2) Priorisant sur la résolution des facteurs de risque qui sont à la racine de la symptomatologie pour les contrôler et faire régresser jusqu’à un retour à l’équilibre physiologique duquel découlera une résolution spontanée des symptômes consécutifs.

On peut donc imaginer une démarche qui s’articulerait, en phase 1, comme suit :

-> Prise en charge et maitrise de la gastrite (le gastro-entérologue proposera sans doute une thérapie à base d’IPP ou antiacide qui, bien que totalement contre-indiquée en cas de SIBO, est à suivre sur une période brève pour protéger la paroi gastrique de l’ulcération).

-> Gestion du RGO avec une approche naturelle (on conseillera ici Gastrivox)

-> Réduction des ballonnements et régularisation du transit au travers :

– l’alimentation pauvre en FODMAPs qui reste le « gold standard » de l’approche nutritionnelle

– des repas fractionnés

– une supplémentation orale avec Ausilium Tisana

-> Lutte contre la pullulation bactérienne avec une association d’antibiotiques naturels tels que Batteril ou Alimed pour repousser le microbiote dans son siège anatomique physiologique.

-> Une première approche contre les processus inflammatoires et allergiques histamino-médiés pour réduire œdèmes, spasmes et irritations de la paroi (Nonidea + Pealen)

Ces indications peuvent être envisagées sur une période de 2 à 4 semaines puis seront à faire évoluer sur la base des modifications symptomatologiques individuelles pour passer à la phase 2.

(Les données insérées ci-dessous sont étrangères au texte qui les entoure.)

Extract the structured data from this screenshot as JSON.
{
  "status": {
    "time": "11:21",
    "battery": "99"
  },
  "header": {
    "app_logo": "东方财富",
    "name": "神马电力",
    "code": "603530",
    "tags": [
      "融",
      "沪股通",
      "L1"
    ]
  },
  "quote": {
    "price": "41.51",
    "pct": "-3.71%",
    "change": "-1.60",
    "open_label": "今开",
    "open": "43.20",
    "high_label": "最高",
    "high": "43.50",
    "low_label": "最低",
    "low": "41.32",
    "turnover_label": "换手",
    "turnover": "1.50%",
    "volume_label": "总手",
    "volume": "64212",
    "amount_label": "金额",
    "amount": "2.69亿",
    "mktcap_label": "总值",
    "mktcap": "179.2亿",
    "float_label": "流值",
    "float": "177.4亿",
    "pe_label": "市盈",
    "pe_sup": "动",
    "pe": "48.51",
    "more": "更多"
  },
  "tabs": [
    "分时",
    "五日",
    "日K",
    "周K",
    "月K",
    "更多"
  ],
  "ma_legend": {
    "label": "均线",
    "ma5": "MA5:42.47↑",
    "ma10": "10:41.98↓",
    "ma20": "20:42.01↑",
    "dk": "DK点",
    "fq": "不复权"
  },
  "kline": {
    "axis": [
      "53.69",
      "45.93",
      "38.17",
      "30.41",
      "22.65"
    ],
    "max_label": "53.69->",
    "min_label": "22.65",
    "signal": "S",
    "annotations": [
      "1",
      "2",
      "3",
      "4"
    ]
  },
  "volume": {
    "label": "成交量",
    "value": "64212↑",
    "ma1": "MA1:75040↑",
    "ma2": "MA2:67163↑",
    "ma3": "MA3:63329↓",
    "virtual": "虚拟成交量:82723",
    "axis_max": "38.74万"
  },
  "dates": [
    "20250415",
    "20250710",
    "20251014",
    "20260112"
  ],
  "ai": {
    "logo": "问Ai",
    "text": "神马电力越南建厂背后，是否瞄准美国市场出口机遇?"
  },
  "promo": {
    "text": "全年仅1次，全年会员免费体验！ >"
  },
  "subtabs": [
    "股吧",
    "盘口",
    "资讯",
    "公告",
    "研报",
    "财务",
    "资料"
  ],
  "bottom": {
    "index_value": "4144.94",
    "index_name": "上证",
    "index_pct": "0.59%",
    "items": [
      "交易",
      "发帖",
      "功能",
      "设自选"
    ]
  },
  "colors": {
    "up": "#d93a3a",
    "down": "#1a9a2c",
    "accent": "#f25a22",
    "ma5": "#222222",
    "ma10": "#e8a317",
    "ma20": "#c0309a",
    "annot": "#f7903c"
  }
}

NB. En cas de SIBO, le recours aux probiotiques en phase 1 reste un sujet de débat ; toutefois, dans l’optique d’une prise d’antibiotiques naturels visant à la réduction de la pullulation bactériennes, l’introduction des principes actifs reste à éviter en phase initiale de la prise en charge.

Nous vous remercions d’avoir pris le temps de lire cet article et nous vous rappelons l’importance de toujours faire la distinction entre un cas et un autre : chaque cas est unique.